Workshops for Students
The mathematics of magic card tricks
Dr. Giorgio Bornia
A magician has a very noble task: to be a generator of Wonder.
It has been said that "a magician never reveals his secrets".
Sometimes the secret is just a fast hand, or the sleeve of a shirt.
Other times, it's all about mathematics.
We will talk about some card tricks and (possibly) discover the undiscoverable.
After that, for the sake of Wonder, you are encouraged to keep the undiscoverable for yourself.
Strangers sharing secrets
Dr. Lars Christensen
How is it possible that we can submit personal and sensitive data over the Internet to, say, iTunes without it ending up in the wrong hands? The answer is cryptography, and cryptography is based on mathematics. In this case, a simple piece of math from more than 200 years ago combined with the fact that it is much easier to multiply than to factor. I will explain how it works and let you try for yourself... it can almost be done by hand, but bring a calculator.
Classifying wallpaper patterns
Dr. Lance Drager
We will present the idea of Euclidean motions in the plane and groups of motions.

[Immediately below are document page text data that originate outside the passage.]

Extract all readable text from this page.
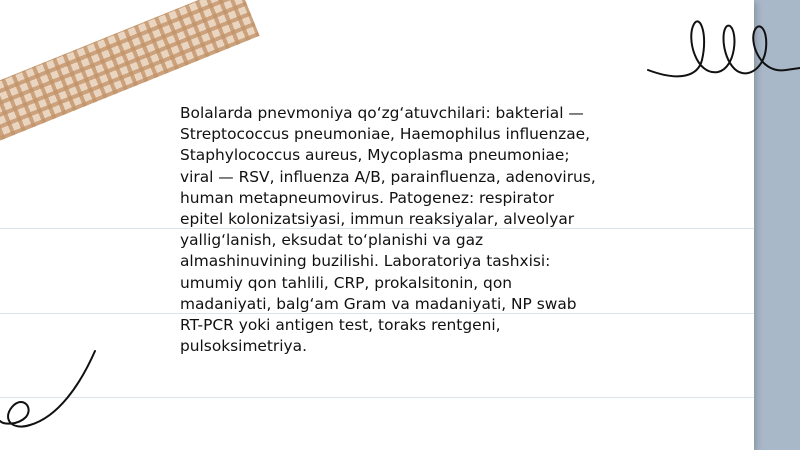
Bolalarda pnevmoniya qo‘zg‘atuvchilari: bakterial —
Streptococcus pneumoniae, Haemophilus influenzae,
Staphylococcus aureus, Mycoplasma pneumoniae;
viral — RSV, influenza A/B, parainfluenza, adenovirus,
human metapneumovirus. Patogenez: respirator
epitel kolonizatsiyasi, immun reaksiyalar, alveolyar
yallig‘lanish, eksudat to‘planishi va gaz
almashinuvining buzilishi. Laboratoriya tashxisi:
umumiy qon tahlili, CRP, prokalsitonin, qon
madaniyati, balg‘am Gram va madaniyati, NP swab
RT-PCR yoki antigen test, toraks rentgeni,
pulsoksimetriya.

We will list the 17 classes of wallpaper patterns, and practice classifying some
example of wallpaper patterns, including some Escher drawings.
Dr. Raegan Higgins
This will be a hands-on introduction to difference equations. We will introduce a variety of basic sequences and see how to establish recursive relationships.
The Mathematics of Juggling
Dr. Ram Iyer, Dr. Arne Ledet
In juggling, the balls follow distinctive patterns.
These patterns can be described mathematically in several ways,
for instance as strings of numbers or by means of directed graphs.
We will explain these mathematical descriptions, and illustrate
how they relate to the actual juggling.
Can Math Help Prevent the Spread of Infectious Diseases?
Dr. Angela Peace
When the next epidemic breaks out, how do we prevent it from spreading around the
world? In this workshop we will learn how mathematics can be used to study the
spread of infectious diseases. We will use mathematical models to find out how
rapidly they can be expected to spread, how many people will be affected, and
also what proportion of a population should be vaccinated, if a vaccine exists.
How many kinds of infinity are there?
Dr. Liana Sega
Set theory, founded by Georg Cantor in the second half of the 19th
century, profoundly transformed modern mathematics.
The basic concept of the theory is the notion of size or
cardinality of a set. Counting elements of a finite set is
straightforward, but can we count the elements of an infinite set?
Does it make sense to say than an infinite set is bigger than
another infinite set? How many kinds of infinity are there?
We will discuss the often surprising answers to these questions.
Quilts and Geometry
Carol Williams and Dr. Brock Williams
Math is everywhere, even in the fiber arts.
We will explore how to use geometry and geometric constructions to design quilts.